Les animaux ne sont pas en reste avec NAÖH qui donne vie à ses oiseaux mi- angoissants, mi-surprenants, ou encore avec le majestueux rhinocéros de Philippe Baudelocque.
Côté insolite, vous tomberez sur les oreilles du duo italiens Urban Solid. Ils se distinguent par leur apport de la sculpture et de la 3D à la pratique du street-art, une pratique peu commune dans le milieu et assez récente. Ils se sont emparés des rues de Paris depuis 2014 avec des oreilles plus ou moins grandes, souvent très colorées, accompagnées d’un message sans équivoque : « Zone sur écoute ».
Moins reconnaissables, mais tout aussi poignantes sont les œuvres de Silex, dont une se trouve sur le parcours. Ce portrait représente un homme, tout droit sortie d’un autre âge. Fait sur pochoir, il nous donne l’impression de regarder un des premiers Homo Sapiens.
Le plus fun : la découverte des nombreux Yarn Bombing nichés dans les hauteurs de la Butte-aux-Cailles.

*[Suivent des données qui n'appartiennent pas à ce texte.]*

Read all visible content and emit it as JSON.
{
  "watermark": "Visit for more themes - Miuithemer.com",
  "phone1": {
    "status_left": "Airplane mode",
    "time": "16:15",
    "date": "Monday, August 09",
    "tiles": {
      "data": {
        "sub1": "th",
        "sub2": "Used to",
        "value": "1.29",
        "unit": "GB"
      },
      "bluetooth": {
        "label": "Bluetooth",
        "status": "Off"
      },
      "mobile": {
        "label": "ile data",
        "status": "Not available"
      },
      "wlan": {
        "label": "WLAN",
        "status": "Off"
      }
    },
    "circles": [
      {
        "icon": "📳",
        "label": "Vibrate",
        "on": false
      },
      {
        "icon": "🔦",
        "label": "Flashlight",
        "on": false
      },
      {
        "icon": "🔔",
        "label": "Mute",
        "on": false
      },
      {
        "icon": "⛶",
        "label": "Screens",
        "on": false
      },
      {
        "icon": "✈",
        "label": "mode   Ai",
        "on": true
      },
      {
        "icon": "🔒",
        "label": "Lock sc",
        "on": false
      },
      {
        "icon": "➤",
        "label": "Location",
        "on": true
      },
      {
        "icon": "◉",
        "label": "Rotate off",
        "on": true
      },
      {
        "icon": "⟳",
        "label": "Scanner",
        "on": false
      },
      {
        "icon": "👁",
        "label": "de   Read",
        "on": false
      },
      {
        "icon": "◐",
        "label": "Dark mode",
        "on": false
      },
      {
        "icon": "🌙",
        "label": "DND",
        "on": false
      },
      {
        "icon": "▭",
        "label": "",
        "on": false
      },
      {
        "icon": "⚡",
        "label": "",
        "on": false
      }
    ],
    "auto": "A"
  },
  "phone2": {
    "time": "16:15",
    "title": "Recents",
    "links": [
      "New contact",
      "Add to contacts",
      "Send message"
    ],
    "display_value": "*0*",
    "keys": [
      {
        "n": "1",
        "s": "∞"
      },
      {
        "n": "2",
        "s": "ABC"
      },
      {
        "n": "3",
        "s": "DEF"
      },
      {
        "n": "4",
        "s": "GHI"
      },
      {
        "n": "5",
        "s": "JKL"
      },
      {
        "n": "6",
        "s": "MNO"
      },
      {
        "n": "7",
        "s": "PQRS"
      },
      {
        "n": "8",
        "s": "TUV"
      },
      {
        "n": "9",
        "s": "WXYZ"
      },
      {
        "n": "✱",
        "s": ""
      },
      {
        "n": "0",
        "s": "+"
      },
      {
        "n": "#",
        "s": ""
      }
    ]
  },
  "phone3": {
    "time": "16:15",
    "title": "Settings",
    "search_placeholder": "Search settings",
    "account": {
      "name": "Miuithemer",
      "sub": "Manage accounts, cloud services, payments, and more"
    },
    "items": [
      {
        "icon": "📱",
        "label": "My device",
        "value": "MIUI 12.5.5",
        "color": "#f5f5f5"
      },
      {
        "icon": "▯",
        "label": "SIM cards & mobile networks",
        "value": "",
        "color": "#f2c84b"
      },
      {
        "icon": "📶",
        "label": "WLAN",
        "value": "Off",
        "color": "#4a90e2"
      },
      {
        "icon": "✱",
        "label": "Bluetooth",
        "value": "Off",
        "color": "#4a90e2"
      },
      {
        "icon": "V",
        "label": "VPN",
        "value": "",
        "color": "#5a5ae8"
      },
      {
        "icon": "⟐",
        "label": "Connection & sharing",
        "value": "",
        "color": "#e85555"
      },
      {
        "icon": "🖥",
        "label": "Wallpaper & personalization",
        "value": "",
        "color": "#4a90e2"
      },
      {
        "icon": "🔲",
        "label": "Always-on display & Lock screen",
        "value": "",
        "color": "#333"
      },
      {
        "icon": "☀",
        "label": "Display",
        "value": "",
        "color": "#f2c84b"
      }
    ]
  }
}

Ces œuvres, très colorées et miniatures, sont faites en crochet et représentent des ovnis du genre. On ne les remarque pas facilement, mais les trouver s’apparente à la trouvaille d’un œuf à la Pâques, le chocolat en moins.
Paris Street Art à la Butte-aux-Cailles n’est pas la première offre de balade autour du street-art dans la capitale, ni dans le 13ème arrondissement, mais elle offre une entrée en matière intéressante à cet art, accessible et offert à tous par son inscription dans le mobilier urbain.
Il pourra inciter certain-e-s à aller eux-mêmes sur les pistes d’autres street-artistes qui ont repeint la capitale. Parmi les spots les plus importants se trouvent Belleville, le 13ème arrondissement (Boulevard Vincent Auriol, Buttes aux Cailles, rue Jeanne D’Arc, rue de la Colonie, rue Alphand, rue des Cinq Diamants, Quai de la Gare…), Montmartre, la rue Dénoyez (20ème arr.), Beaubourg (4ème arr., notamment à la Place Stravinsky), ou encore le 18ème arrondissement (importance de la rue Ordener). N’oublions pas le reste de l’Ile-de-France où les street-artistes n’ont pas attendu la sortie de la confidentialité de cette forme artistique pour s’y mettre.